Retiring Yale Philosopher to Present his Final Lecture

For more than two decades, Louis Dupre, the T. Lawrason Riggs Professor in Religious Studies, has enthralled Yale students with his insights into phenomenology, the philosophy of religion and modern culture. This week Dupre takes the podium for his last lecture as an active member of the Yale faculty.

The public is invited to attend the final lecture in Dupre’s course “Mystical Trends in Modern Thought.” The talk, titled “The Secular and the Sacred: Western Religion at the Dawn of a New Millennium,” will be presented at 4 p.m. on Thursday, April 23, in Rm. 208 of the Whitney Humanities Center, 53 Wall St. A reception will follow.

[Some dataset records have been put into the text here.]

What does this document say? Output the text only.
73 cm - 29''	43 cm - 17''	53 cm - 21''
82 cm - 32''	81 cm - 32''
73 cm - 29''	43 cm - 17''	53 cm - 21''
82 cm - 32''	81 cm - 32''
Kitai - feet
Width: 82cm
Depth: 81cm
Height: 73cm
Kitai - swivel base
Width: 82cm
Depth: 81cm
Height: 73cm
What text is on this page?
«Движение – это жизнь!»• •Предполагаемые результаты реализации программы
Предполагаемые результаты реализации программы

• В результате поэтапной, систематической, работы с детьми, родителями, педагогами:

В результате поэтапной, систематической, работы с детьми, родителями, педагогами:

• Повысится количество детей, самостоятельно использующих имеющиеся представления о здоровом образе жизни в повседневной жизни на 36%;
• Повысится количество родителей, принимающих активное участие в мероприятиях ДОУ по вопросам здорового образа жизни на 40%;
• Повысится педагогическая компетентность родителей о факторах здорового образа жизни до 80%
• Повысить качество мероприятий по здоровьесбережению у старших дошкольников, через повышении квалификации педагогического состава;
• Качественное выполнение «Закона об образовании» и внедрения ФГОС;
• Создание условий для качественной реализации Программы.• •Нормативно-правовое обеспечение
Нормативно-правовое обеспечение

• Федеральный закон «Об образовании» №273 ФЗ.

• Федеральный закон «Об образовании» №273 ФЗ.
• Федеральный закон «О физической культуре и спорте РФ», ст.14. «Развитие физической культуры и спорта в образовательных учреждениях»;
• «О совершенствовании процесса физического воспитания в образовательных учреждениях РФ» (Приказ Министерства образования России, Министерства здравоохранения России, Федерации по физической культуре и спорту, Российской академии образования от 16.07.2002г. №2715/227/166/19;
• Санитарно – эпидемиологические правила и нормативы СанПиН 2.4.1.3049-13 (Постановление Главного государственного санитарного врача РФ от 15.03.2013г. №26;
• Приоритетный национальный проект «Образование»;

A native of Belgium, Dupre is considered one of the preeminent Catholic philosophers of religion of his generation. He is the author of many books, most recently “Metaphysics and Culture” and “Religious Mystery and Rational Reflection.” His forthcoming book, “The Enlightenment, Light and Shadows,” is a continuation of a project that he began in his 1993 work “Passage to Modernity.” Dupre has also written over 150 articles in various philosophical and theological journals, collective works and encyclopedias.

Dupre came to Yale in 1973 and has been an active member of the University community, playing an instrumental role in the founding of the Yale Humanities Program. His many national and international honors include the Phi Beta Kappa Award as Teacher of the Year and the Aquinas Medal of the American Catholic Philosophical Association. He is a member of the American Academy of Arts and Sciences and a foreign member of the Belgian Academy of Arts, Letters and Sciences.